Rarely, and if they do, the rebates are tiny - usually 2% to 5% of the list price. That’s because generic manufacturers compete on price, not rebates. Most savings come from low wholesale costs, not post-sale discounts. PBMs rarely negotiate rebates on generics because the financial upside is too small compared to the profit from spread pricing.
Why does my insurance pay more for a generic than what the pharmacy pays?
Because your PBM is using spread pricing. They tell your insurer they’re paying $8.50 for a drug, but they only pay the pharmacy $4. The $4.50 difference goes to the PBM. This isn’t a rebate - it’s a hidden fee. Many insurers don’t even know this is happening until they audit their contracts.
Can PBMs block generic drugs to favor brand-name ones?
Yes. PBMs often design formularies to prioritize brand-name drugs that offer large rebates - even if a cheaper generic exists. A PBM might exclude a $0.15 generic because it doesn’t generate a rebate, and instead include a $5 brand-name drug with a 60% rebate. The insurer thinks it saved money, but the patient pays more out-of-pocket, and the total cost goes up.
Is there a difference between what a generic drug costs and what insurers pay?
There’s a huge difference. The actual cost - what the pharmacy pays the wholesaler - is often under $5 for a 30-day supply. But insurers are billed $8-$12. That gap isn’t inflation. It’s spread pricing. The PBM pockets the difference. Without transparency, insurers think they’re paying more than they are - and patients pay the price in higher premiums and deductibles.

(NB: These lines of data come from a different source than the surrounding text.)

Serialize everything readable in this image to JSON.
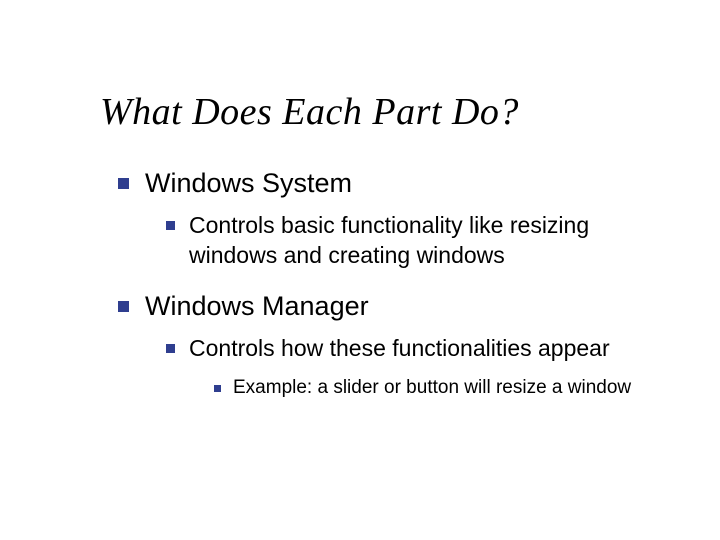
{
  "title": "What Does Each Part Do?",
  "sections": [
    {
      "heading": "Windows System",
      "points": [
        {
          "text": "Controls basic functionality like resizing windows and creating windows"
        }
      ]
    },
    {
      "heading": "Windows Manager",
      "points": [
        {
          "text": "Controls how these functionalities appear",
          "subpoints": [
            {
              "text": "Example: a slider or button will resize a window"
            }
          ]
        }
      ]
    }
  ]
}
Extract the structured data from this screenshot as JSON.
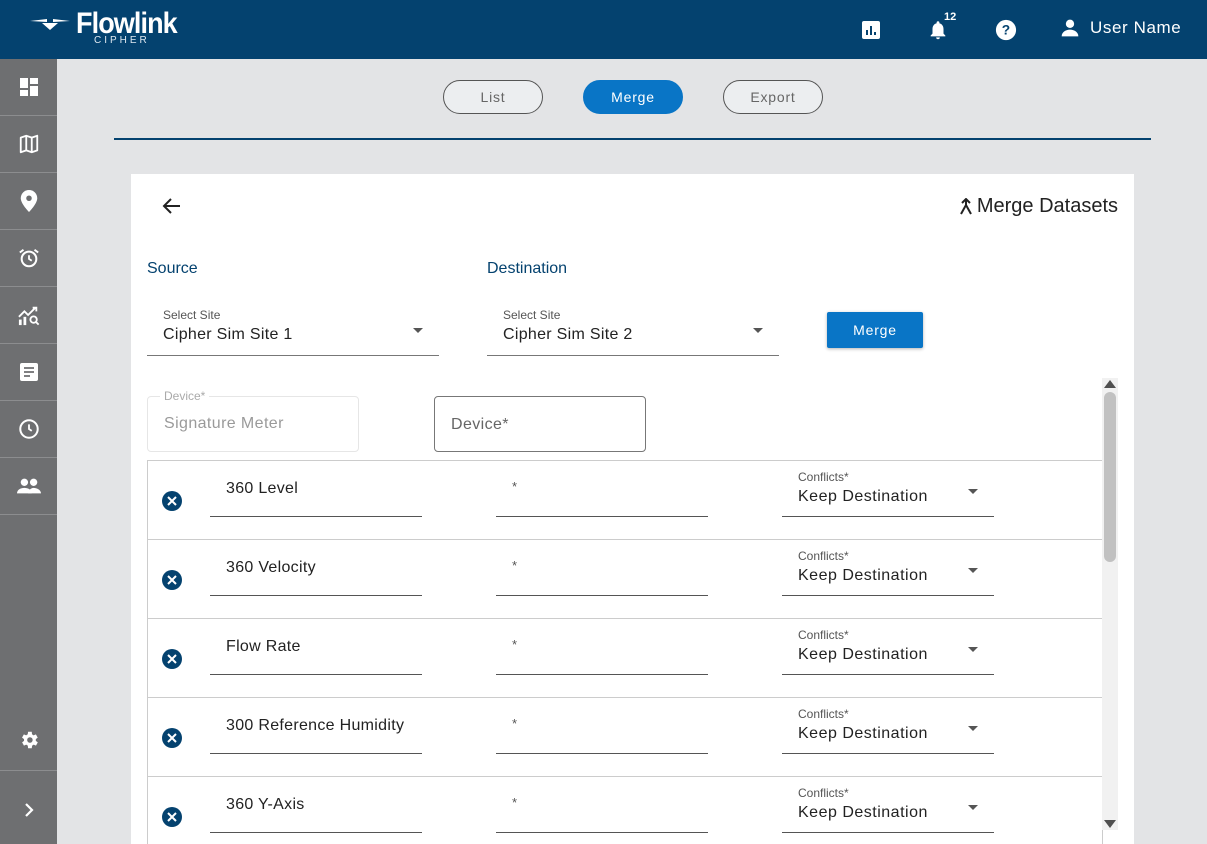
{
  "brand": {
    "name": "Flowlink",
    "sub": "CIPHER"
  },
  "header": {
    "notification_count": "12",
    "user_name": "User Name"
  },
  "sidebar": {
    "items": [
      {
        "icon": "dashboard-icon"
      },
      {
        "icon": "map-icon"
      },
      {
        "icon": "location-pin-icon"
      },
      {
        "icon": "alarm-clock-icon"
      },
      {
        "icon": "analytics-icon"
      },
      {
        "icon": "report-icon"
      },
      {
        "icon": "history-clock-icon"
      },
      {
        "icon": "users-icon"
      }
    ],
    "bottom": [
      {
        "icon": "settings-gear-icon"
      },
      {
        "icon": "expand-chevron-icon"
      }
    ]
  },
  "tabs": [
    {
      "label": "List",
      "active": false
    },
    {
      "label": "Merge",
      "active": true
    },
    {
      "label": "Export",
      "active": false
    }
  ],
  "card": {
    "title": "Merge Datasets",
    "source_label": "Source",
    "destination_label": "Destination",
    "source_site": {
      "label": "Select Site",
      "value": "Cipher Sim Site 1"
    },
    "destination_site": {
      "label": "Select Site",
      "value": "Cipher Sim Site 2"
    },
    "merge_button": "Merge",
    "source_device": {
      "label": "Device*",
      "value": "Signature Meter"
    },
    "destination_device": {
      "placeholder": "Device*"
    },
    "rows": [
      {
        "name": "360 Level",
        "dest": "*",
        "conflicts_label": "Conflicts*",
        "conflicts_value": "Keep Destination"
      },
      {
        "name": "360 Velocity",
        "dest": "*",
        "conflicts_label": "Conflicts*",
        "conflicts_value": "Keep Destination"
      },
      {
        "name": "Flow Rate",
        "dest": "*",
        "conflicts_label": "Conflicts*",
        "conflicts_value": "Keep Destination"
      },
      {
        "name": "300 Reference Humidity",
        "dest": "*",
        "conflicts_label": "Conflicts*",
        "conflicts_value": "Keep Destination"
      },
      {
        "name": "360 Y-Axis",
        "dest": "*",
        "conflicts_label": "Conflicts*",
        "conflicts_value": "Keep Destination"
      }
    ]
  },
  "colors": {
    "header": "#04426f",
    "accent": "#0975c6",
    "sidebar": "#6e6f71"
  }
}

What’s the best way to know what my insurance really pays for generics?
Ask your employer or insurer if they use pass-through pricing. In this model, the PBM charges a fixed administrative fee (like $2 per claim) and passes along the true cost of the drug. You’ll see exactly what the pharmacy paid, plus the fee. If they use spread pricing, demand a contract audit. You have the right to know how your drug dollars are being spent.